Он был отвратительно старым, не говоря уже о мерзком виде. Его лысый череп напоминал большой глобус – инопланетную луну с континентами желчных пятен и сарком, покрытых синяками. Из всех людей в палате длительной терапии, иначе называемой «грядкой овощей», было нечто чудовищно ужасное в Чарли Мэнксе с его открытыми глазами. Особенно в это время года. Чарльз Мэнкс любил детей. В девяностые годы он похищал их дюжинами. У него был дом в Флэтайронс, где он делал с ними что хотел, убивал и вешал рождественские украшения в память о них. Газеты назвали это место Домом саней. Хо-хо-хо.
Выполняя свою работу, Эллен могла отключать материнскую сторону своего мозга. Она не думала о том, что Чарли Мэнкс, возможно, делал с маленькими девочками и мальчиками, которые попадались ему на пути, – детьми не старше ее Джосайи. Эллен не брала в рассчет конкретные обвинения, поскольку ее мнение ничего не решало. Пациент на другой стороне комнаты связал свою подругу и двоих ее детей, поджег дом и оставил их гореть. Его арестовали в баре на той же улице. Он пил «Бушмилл» и смотрел по телевизору, как «Уайт Сокс» играли с «Рейнджерами». Эллен не видела смысла обременять себя дурными мыслями, и поэтому она научилась думать о своих пациентах как о придатках медицинской техники и капельниц, к которым те были подключены, – периферийных устройствах из костей и плоти.

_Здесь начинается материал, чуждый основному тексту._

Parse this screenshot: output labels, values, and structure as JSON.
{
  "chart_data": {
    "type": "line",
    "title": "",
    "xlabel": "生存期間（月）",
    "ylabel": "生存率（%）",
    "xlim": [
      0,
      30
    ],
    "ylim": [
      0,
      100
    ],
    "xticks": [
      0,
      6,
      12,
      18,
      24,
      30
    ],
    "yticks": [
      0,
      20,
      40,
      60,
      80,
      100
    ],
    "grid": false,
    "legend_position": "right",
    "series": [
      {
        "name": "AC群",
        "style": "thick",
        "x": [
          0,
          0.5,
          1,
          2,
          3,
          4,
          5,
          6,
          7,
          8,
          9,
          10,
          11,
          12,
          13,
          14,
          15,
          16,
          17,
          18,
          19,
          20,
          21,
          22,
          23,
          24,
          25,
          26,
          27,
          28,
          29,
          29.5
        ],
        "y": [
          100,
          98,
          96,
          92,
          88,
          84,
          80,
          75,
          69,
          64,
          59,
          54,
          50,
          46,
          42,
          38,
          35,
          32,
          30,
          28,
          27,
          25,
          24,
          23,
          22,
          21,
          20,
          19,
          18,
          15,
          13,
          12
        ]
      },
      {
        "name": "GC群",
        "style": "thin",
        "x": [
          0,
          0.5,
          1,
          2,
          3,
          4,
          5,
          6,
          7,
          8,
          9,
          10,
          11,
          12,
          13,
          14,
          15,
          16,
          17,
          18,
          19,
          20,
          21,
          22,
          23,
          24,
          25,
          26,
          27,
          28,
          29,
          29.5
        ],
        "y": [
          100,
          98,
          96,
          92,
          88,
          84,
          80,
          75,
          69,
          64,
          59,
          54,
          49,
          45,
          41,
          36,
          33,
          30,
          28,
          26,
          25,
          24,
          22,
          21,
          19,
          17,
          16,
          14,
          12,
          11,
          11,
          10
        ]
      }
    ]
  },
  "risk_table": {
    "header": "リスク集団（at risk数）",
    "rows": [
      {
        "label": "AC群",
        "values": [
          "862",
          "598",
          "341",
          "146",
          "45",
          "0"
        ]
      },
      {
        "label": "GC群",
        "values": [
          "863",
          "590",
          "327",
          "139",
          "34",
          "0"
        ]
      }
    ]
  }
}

За все время своей работы в федеральном исправительном учреждении «Энглвуд» – в тюремном лазарете «Супермакс» – она никогда не видела Чарли Мэнкса с открытыми глазами. Три года, пока она работала дежурной медсестрой, Мэнкс находился в коматозном состоянии. Он был самым немощным из ее пациентов – кожаным мешком с костями внутри. Док говорил, что умственной активности у Мэнкса еще меньше, чем у банки кукурузы со сливками. Никто не мог определить его возраст, но он выглядел старше Кита Ричардса. Хотя он немного походил на Кита Ричардса – лысого Кита, с полным ртом острых, маленьких коричневых зубов.
В палате находилось трое других коматозных пациентов, которых персонал называл «овощами». После некоторого знакомства с ними вы узнавали, что все «овощи» имели свои причуды. Дон Генри, который сжег свою подругу и ее детей, иногда выходил на «прогулки». Естественно, он не вставал, но его ноги слабо шевелились под покрывалом. Рядом лежал парень по имени Леонард Поттс, который пять лет находился в коме и никогда не просыпался, – один из заключенных пробил ему отверткой череп и мозг. Тем не менее время от времени он прочищал горло и кричал: «Я знаю!», как будто был маленьким мальчиком, стремившимся ответить на вопрос учителя. Возможно, открывание глаз было причудой Мэнкса, хотя прежде она никогда не ловила его на этом.